STANDARD: In "Die Universität" geht es am Anfang gleich in die Semesterferien. Die Universität selbst kommt erst später ins Spiel. Heißt das, dass die Universität immer auch ein gewisser Freiraum war?

Maier: Ich glaube, über einen Begriff wie "Freiraum" hätte damals keiner von uns nachgedacht. Die Universität war Teil unseres Lebens. Ich hätte niemals etwas an ihr als Verpflichtung empfunden, da ich alles frei gewählt hatte. Allerdings habe ich diese Semesterferien an den Anfang gestellt, weil sie von dem Thema Universität zuerst einmal wegführen. Am Beginn stand ich unter dem Druck, den mir der Titel vorgab, und dachte: O Gott, jetzt muss die Universitätszeit her. Aber es ist natürlich ein Buch geworden, das wieder viel mit der Buchhändlertochter zu tun hat ... Man braucht den Einstieg über diese Stelle, wo sich die Figur noch in einem 19-jährigen Romantizismus befindet. Wenn er später an der Universität ist, kann man ihn zuerst gar nicht für zurechnungsfähig halten.

STANDARD: Die Buchhändlerin kommt auch am Ende des Buches vor, das mit dem folgenden Satz endet – Vorsicht, Spoileralarm: "Es ist eiskalt hier." Ist das eine Überleitung zum nächsten Buchteil?
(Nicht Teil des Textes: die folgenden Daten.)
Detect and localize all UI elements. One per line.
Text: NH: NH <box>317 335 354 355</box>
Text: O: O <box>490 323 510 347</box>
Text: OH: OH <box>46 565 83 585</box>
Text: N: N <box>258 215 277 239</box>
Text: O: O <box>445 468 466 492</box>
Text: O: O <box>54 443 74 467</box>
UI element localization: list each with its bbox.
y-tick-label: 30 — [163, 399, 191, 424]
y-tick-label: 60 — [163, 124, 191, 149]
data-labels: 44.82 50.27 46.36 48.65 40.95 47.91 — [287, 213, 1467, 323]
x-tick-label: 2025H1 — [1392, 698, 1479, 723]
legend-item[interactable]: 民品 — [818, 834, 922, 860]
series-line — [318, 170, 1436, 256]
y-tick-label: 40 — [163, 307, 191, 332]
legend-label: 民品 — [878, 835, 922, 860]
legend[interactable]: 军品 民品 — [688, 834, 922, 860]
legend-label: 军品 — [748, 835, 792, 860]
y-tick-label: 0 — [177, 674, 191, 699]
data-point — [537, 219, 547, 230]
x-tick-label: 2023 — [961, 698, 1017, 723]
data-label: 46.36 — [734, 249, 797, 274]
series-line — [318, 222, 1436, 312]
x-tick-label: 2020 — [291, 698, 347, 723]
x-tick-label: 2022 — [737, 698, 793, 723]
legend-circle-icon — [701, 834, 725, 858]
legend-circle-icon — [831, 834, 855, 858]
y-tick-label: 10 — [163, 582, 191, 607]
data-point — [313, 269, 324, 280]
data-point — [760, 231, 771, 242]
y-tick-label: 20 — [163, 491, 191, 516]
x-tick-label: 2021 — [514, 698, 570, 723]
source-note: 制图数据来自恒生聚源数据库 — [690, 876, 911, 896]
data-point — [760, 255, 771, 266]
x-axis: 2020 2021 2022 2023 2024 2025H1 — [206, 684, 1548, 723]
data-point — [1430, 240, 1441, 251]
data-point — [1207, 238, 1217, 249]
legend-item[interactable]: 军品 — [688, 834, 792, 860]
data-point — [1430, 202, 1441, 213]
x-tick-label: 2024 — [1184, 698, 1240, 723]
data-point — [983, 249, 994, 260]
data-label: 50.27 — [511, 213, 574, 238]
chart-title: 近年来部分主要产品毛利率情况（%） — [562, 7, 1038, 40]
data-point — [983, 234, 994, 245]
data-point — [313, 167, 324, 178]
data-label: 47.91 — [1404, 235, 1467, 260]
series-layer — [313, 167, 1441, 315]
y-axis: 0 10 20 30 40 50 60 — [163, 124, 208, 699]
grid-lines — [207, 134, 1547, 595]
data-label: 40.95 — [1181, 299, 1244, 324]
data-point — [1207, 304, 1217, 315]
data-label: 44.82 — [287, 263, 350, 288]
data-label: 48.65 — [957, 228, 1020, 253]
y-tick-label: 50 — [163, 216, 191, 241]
Maier: Der nächste Teil wird "Die Familie" heißen. Diese letzte Szene mit der Buchhändlertochter hat natürlich eine gewisse autobiografische Grundierung, und ich bin froh, dass diese Szene reingepasst hat und endlich einmal in einem Buch möglich war. Das trifft auf vieles in diesem kleinen Buch zu. Da steckt viel von dem drin, dessentwegen ich ursprünglich überhaupt begonnen habe zu schreiben. Vielleicht merkt man es an dem Schmerz, der alles wie von hinten grundiert, obgleich das, was erzählt wird, ja denkbar unspektakulär ist.

STANDARD: War ein Grund Ihres Schreibens auch der "innere Metaebenen-Kuckuck"?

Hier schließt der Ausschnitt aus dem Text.